In the film there are two main rooms: the downstairs living room, in which many pivotal scenes take place (the mother-in-law’s heartrending revelation that she has breast cancer, for example), and the upstairs bedroom in which the main character bares both his body and his soul. Both of these rooms are important locations in the story, but there is not enough evidence to support either of them being the subject of the title.

But what of Wiseau’s quote above? A tacit reading of the title is too shallow to fit his description. Wiseau could be implying that the room is not a physical structure, but one that we build around ourselves. Our “special place.” This has many implications. Johnny (played by Wiseau himself) has let some characters into his “room.” By letting his guard down, or “opening the door,” he has made himself vulnerable. And the one he has trusted most, Lisa, violated that trust, or to continue the metaphor: “vandalized Johnny’s room.” Hence the classic J’Accuse screamed by Johnny during his most pained moment, “You’re tearing me apart, Lisa!”

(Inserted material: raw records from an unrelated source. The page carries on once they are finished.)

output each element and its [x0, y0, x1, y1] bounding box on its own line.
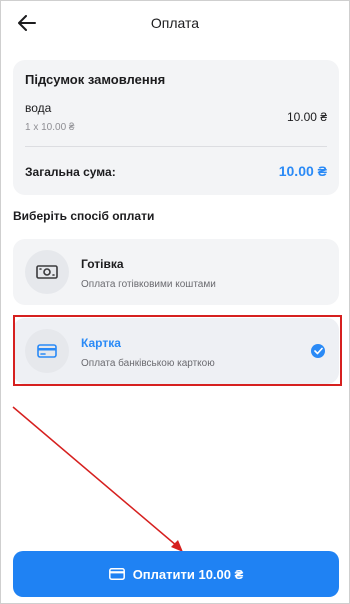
order-summary-title: Підсумок замовлення — [25, 72, 166, 87]
payment-option-card-title: Картка — [81, 336, 121, 350]
payment-option-cash[interactable]: Готівка Оплата готівковими коштами — [13, 239, 339, 305]
page-title: Оплата — [150, 15, 200, 31]
credit-card-icon — [37, 344, 57, 358]
pay-button[interactable]: Оплатити 10.00 ₴ — [13, 551, 339, 597]
item-quantity: 1 x 10.00 ₴ — [25, 122, 75, 133]
app-screen: Оплата Підсумок замовлення вода 1 x 10.0… — [0, 0, 350, 604]
item-price: 10.00 ₴ — [286, 110, 327, 124]
credit-card-icon — [108, 568, 125, 580]
cash-icon-wrap — [25, 250, 69, 294]
pay-button-label: Оплатити 10.00 ₴ — [132, 566, 244, 582]
summary-divider — [25, 146, 327, 147]
payment-option-card[interactable]: Картка Оплата банківською карткою — [13, 318, 339, 384]
cash-icon — [36, 265, 58, 279]
order-summary-card: Підсумок замовлення вода 1 x 10.00 ₴ 10.… — [13, 60, 339, 195]
selected-check-icon — [311, 344, 325, 358]
total-label: Загальна сума: — [25, 165, 116, 179]
card-icon-wrap — [25, 329, 69, 373]
payment-option-cash-title: Готівка — [81, 257, 124, 271]
payment-option-card-subtitle: Оплата банківською карткою — [81, 358, 215, 369]
item-name: вода — [25, 101, 52, 115]
top-bar: Оплата — [1, 1, 349, 45]
payment-option-cash-subtitle: Оплата готівковими коштами — [81, 279, 216, 290]
payment-section-title: Виберіть спосіб оплати — [13, 209, 155, 223]
total-value: 10.00 ₴ — [278, 163, 327, 179]
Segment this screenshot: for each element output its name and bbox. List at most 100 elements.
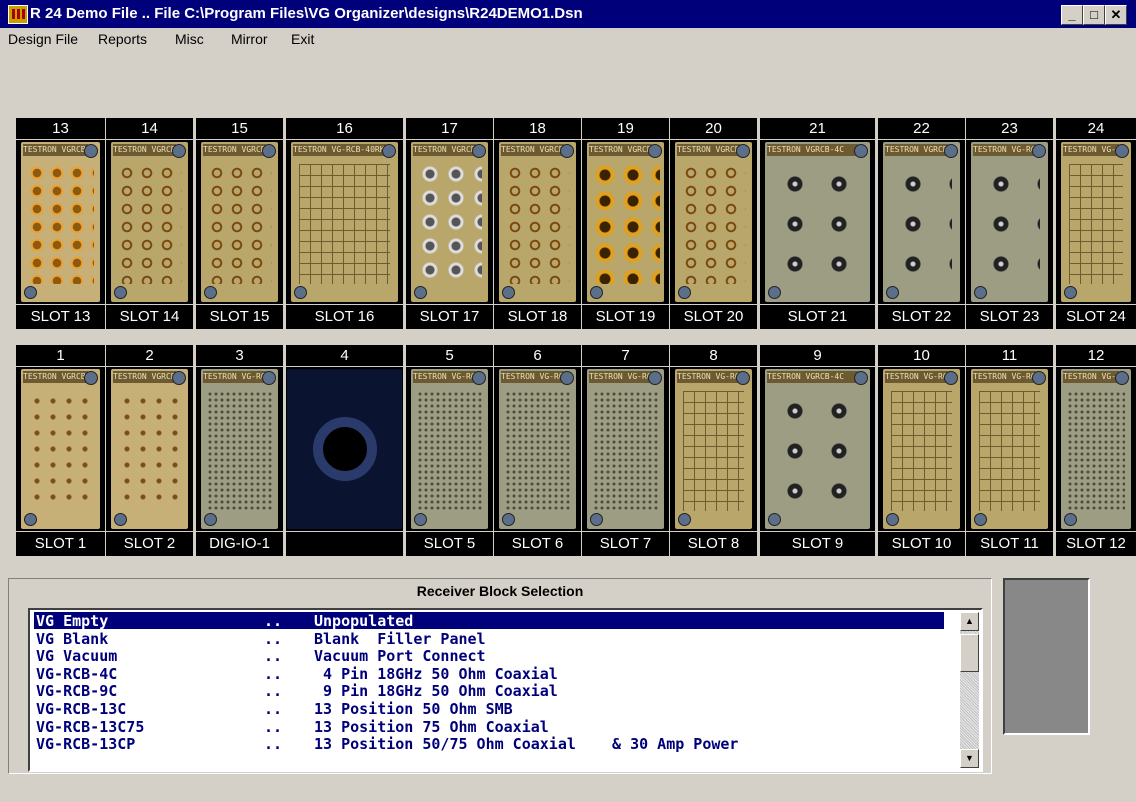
card-panel: TESTRON VG-RCB-110 <box>499 369 576 529</box>
latch-screw-icon <box>1064 513 1077 526</box>
receiver-card[interactable]: TESTRON VG-RCB-40RK <box>966 367 1053 531</box>
slot-number: 6 <box>494 345 581 366</box>
receiver-list-item[interactable]: VG-RCB-13C75.. 13 Position 75 Ohm Coaxial <box>34 717 944 736</box>
card-panel: TESTRON VG-RCB-40RK <box>971 369 1048 529</box>
slot-number: 14 <box>106 118 193 139</box>
slot-label: SLOT 17 <box>406 305 493 329</box>
slot-number: 23 <box>966 118 1053 139</box>
latch-screw-icon <box>768 513 781 526</box>
card-panel: TESTRON VGRCB-30CP <box>21 142 100 302</box>
receiver-title: Receiver Block Selection <box>416 583 584 599</box>
close-button[interactable]: ✕ <box>1105 5 1127 25</box>
menu-mirror[interactable]: Mirror <box>231 31 268 47</box>
receiver-list-item[interactable]: VG-RCB-4C.. 4 Pin 18GHz 50 Ohm Coaxial <box>34 664 944 683</box>
scroll-down-icon[interactable]: ▼ <box>960 749 979 768</box>
slot-label: SLOT 19 <box>582 305 669 329</box>
scroll-thumb[interactable] <box>960 634 979 672</box>
separator-dots: .. <box>264 612 283 630</box>
latch-screw-icon <box>84 144 98 158</box>
receiver-list-item[interactable]: VG Blank.. Blank Filler Panel <box>34 629 944 648</box>
slot-number: 9 <box>760 345 875 366</box>
slot-label: SLOT 20 <box>670 305 757 329</box>
receiver-card[interactable]: TESTRON VG-RCB-40RK <box>878 367 965 531</box>
menu-design-file[interactable]: Design File <box>8 31 78 47</box>
slot-label: SLOT 8 <box>670 532 757 556</box>
slot-number: 8 <box>670 345 757 366</box>
menu-misc[interactable]: Misc <box>175 31 204 47</box>
receiver-list-item[interactable]: VG Vacuum.. Vacuum Port Connect <box>34 647 944 665</box>
receiver-block-selection: Receiver Block Selection ▲ ▼ VG Empty.. U… <box>8 578 992 774</box>
receiver-card[interactable]: TESTRON VG-RCB-110 <box>1056 367 1136 531</box>
vertical-scrollbar[interactable]: ▲ ▼ <box>960 612 979 768</box>
app-icon[interactable] <box>8 5 28 24</box>
latch-screw-icon <box>114 286 127 299</box>
slot-label: SLOT 2 <box>106 532 193 556</box>
receiver-card[interactable]: TESTRON VGRCB-4C <box>760 367 875 531</box>
receiver-card[interactable]: TESTRON VG-RCB-40RK <box>1056 140 1136 304</box>
receiver-card[interactable]: TESTRON VGRCB-32P <box>16 367 105 531</box>
slot-number: 16 <box>286 118 403 139</box>
contact-pattern <box>979 391 1040 511</box>
receiver-card[interactable]: TESTRON VGRCB-30CP <box>196 140 283 304</box>
receiver-card[interactable]: TESTRON VGRCB-30CP <box>106 140 193 304</box>
receiver-card[interactable]: TESTRON VGRCB-4C <box>760 140 875 304</box>
receiver-card[interactable]: TESTRON VGRCB-13CP <box>406 140 493 304</box>
receiver-listbox[interactable]: ▲ ▼ VG Empty.. Unpopulated VG Blank.. Blank… <box>28 608 983 772</box>
latch-screw-icon <box>472 144 486 158</box>
slot-label: SLOT 13 <box>16 305 105 329</box>
card-panel: TESTRON VG-RCB-40RK <box>883 369 960 529</box>
receiver-card[interactable]: TESTRON VGRCB-32P <box>106 367 193 531</box>
separator-dots: .. <box>264 664 283 683</box>
receiver-card[interactable]: TESTRON VG-RCB-40RK <box>670 367 757 531</box>
receiver-card[interactable]: TESTRON VG-RCB-9C <box>966 140 1053 304</box>
menu-bar: Design File Reports Misc Mirror Exit <box>0 28 1136 50</box>
latch-screw-icon <box>648 144 662 158</box>
latch-screw-icon <box>974 513 987 526</box>
menu-reports[interactable]: Reports <box>98 31 147 47</box>
scroll-up-icon[interactable]: ▲ <box>960 612 979 631</box>
block-description: 13 Position 75 Ohm Coaxial <box>314 717 549 736</box>
latch-screw-icon <box>886 286 899 299</box>
latch-screw-icon <box>414 286 427 299</box>
receiver-card[interactable]: TESTRON VG-RCB-110 <box>494 367 581 531</box>
slot-number: 22 <box>878 118 965 139</box>
receiver-list-item[interactable]: VG-RCB-13C.. 13 Position 50 Ohm SMB <box>34 700 944 718</box>
maximize-button[interactable]: □ <box>1083 5 1105 25</box>
contact-pattern <box>1069 164 1123 284</box>
latch-screw-icon <box>84 371 98 385</box>
receiver-list-item[interactable]: VG Empty.. Unpopulated <box>34 612 944 630</box>
receiver-card[interactable]: TESTRON VGRCB-30CP <box>670 140 757 304</box>
latch-screw-icon <box>294 286 307 299</box>
receiver-card[interactable] <box>286 367 403 531</box>
block-description: 4 Pin 18GHz 50 Ohm Coaxial <box>314 664 558 683</box>
latch-screw-icon <box>590 513 603 526</box>
block-name: VG-RCB-13C <box>36 700 127 718</box>
receiver-card[interactable]: TESTRON VG-RCB-110 <box>406 367 493 531</box>
receiver-card[interactable]: TESTRON VGRCB-4C <box>878 140 965 304</box>
contact-pattern <box>891 164 952 284</box>
slot-number: 19 <box>582 118 669 139</box>
receiver-card[interactable]: TESTRON VG-RCB-110 <box>196 367 283 531</box>
latch-screw-icon <box>560 144 574 158</box>
receiver-card[interactable]: TESTRON VGRCB-30CP <box>16 140 105 304</box>
latch-screw-icon <box>678 513 691 526</box>
card-model-label: TESTRON VGRCB-4C <box>885 144 948 156</box>
latch-screw-icon <box>1032 371 1046 385</box>
menu-exit[interactable]: Exit <box>291 31 314 47</box>
card-model-label: TESTRON VGRCB-30CP <box>113 144 176 156</box>
receiver-list-item[interactable]: VG-RCB-9C.. 9 Pin 18GHz 50 Ohm Coaxial <box>34 682 944 700</box>
receiver-card[interactable]: TESTRON VGRCB-22CP <box>494 140 581 304</box>
receiver-list-item[interactable]: VG-RCB-13CP.. 13 Position 50/75 Ohm Coaxi… <box>34 735 944 753</box>
receiver-card[interactable]: TESTRON VG-RCB-110 <box>582 367 669 531</box>
slot-label: SLOT 12 <box>1056 532 1136 556</box>
contact-pattern <box>505 391 570 511</box>
block-description: Blank Filler Panel <box>314 629 486 648</box>
card-panel: TESTRON VGRCB-4C <box>765 142 870 302</box>
card-model-label: TESTRON VGRCB-32P <box>113 371 176 383</box>
contact-pattern <box>979 164 1040 284</box>
contact-pattern <box>119 393 180 509</box>
minimize-button[interactable]: _ <box>1061 5 1083 25</box>
receiver-card[interactable]: TESTRON VG-RCB-40RK <box>286 140 403 304</box>
receiver-card[interactable]: TESTRON VGRCB-13C15 <box>582 140 669 304</box>
contact-pattern <box>117 164 182 284</box>
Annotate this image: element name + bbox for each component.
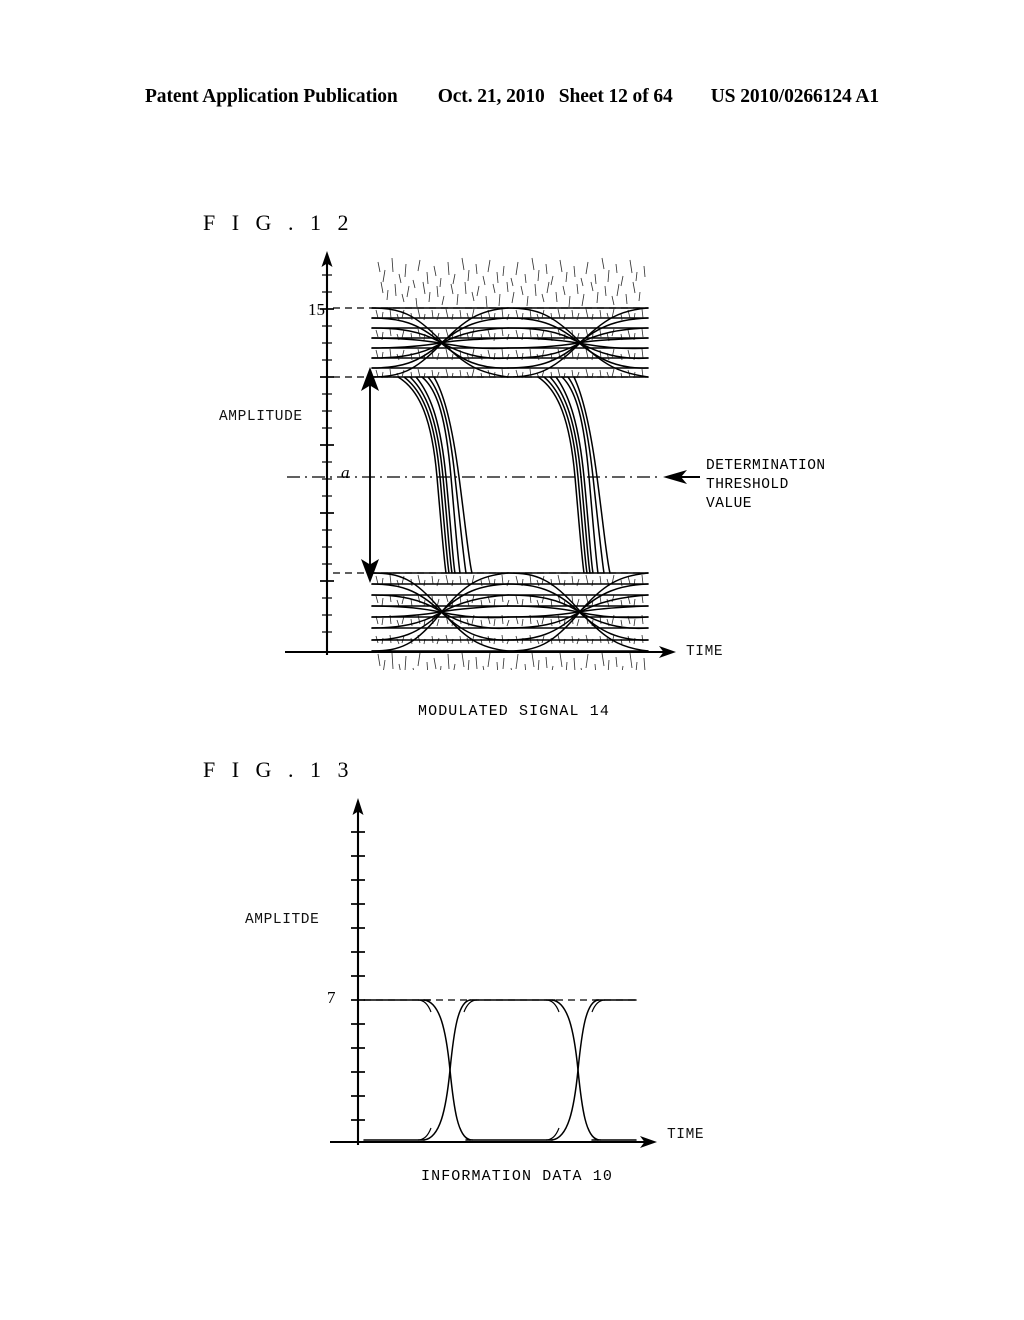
- patent-page: Patent Application Publication Oct. 21, 2…: [0, 0, 1024, 1320]
- fig13-eye-traces: [363, 999, 637, 1141]
- figure-13-label: F I G . 1 3: [203, 757, 354, 782]
- header-publication-title: Patent Application Publication: [144, 86, 398, 107]
- header-sheet-number: Sheet 12 of 64: [558, 86, 673, 107]
- fig13-y-axis: [351, 798, 365, 1145]
- fig12-noise-top: [377, 257, 646, 308]
- page-header: Patent Application Publication Oct. 21, 2…: [0, 86, 1024, 108]
- fig12-long-transitions: [397, 376, 611, 574]
- header-date: Oct. 21, 2010: [437, 86, 545, 107]
- fig12-dimension-arrow-a: [361, 367, 379, 583]
- figure-12-drawing: [285, 251, 700, 670]
- fig12-y-axis: [320, 251, 334, 655]
- fig12-x-axis: [285, 646, 676, 658]
- fig12-noise-bottom: [377, 652, 646, 670]
- fig12-threshold-pointer-arrow: [663, 470, 700, 484]
- figure-12-label: F I G . 1 2: [203, 210, 354, 235]
- header-patent-number: US 2010/0266124 A1: [710, 86, 879, 107]
- fig13-x-axis: [330, 1136, 657, 1148]
- figure-13-drawing: [330, 798, 657, 1148]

This take on the title is reinforced with subtle symbolism that shows how the characters are confined and stuck in rooms of their own creation. The set design steeps the production in claustrophobia. From the sparsely furnished apartment to the four-poster bed ensconced with walls of fabric. Even the open-aired rooftop is obviously green-screened. It’s a brilliant choice to confine the characters even more.

When the characters do escape those confines, Wiseau shifts his symbolism from production design to the actions of the characters. He shows that even outside they remain contained, and are only able to throw a football very short distances. It is as if the walls are still there, preventing them from getting more than a few feet apart. When a character finally does try to escape, by running to catch a long football pass, he trips and falls. It’s as if Wiseau is punishing him for trying to leave the room without a key.

At the end of the film Johnny does find a key to his special place, thereby finding a way to escape. It’s a bleak, depressing world view, but it’s presented in such a way that the audience is more angry than sad. We are angry at Lisa. We are angry at Mark. Why? Because we saw how Johnny let them into his room. We saw how they took advantage of that trust and we understand how Johnny had no other way out.

The title, in the end, is obvious. The Room is indeed Johnny’s special place. One that was full of kindness and love, but was violated by those he trusted most. Ultimately, Tommy Wiseau makes us ask the question: Who would you let into your room? Each viewer will have their own answer. For Johnny, the answer is simple: Denny. Only Denny.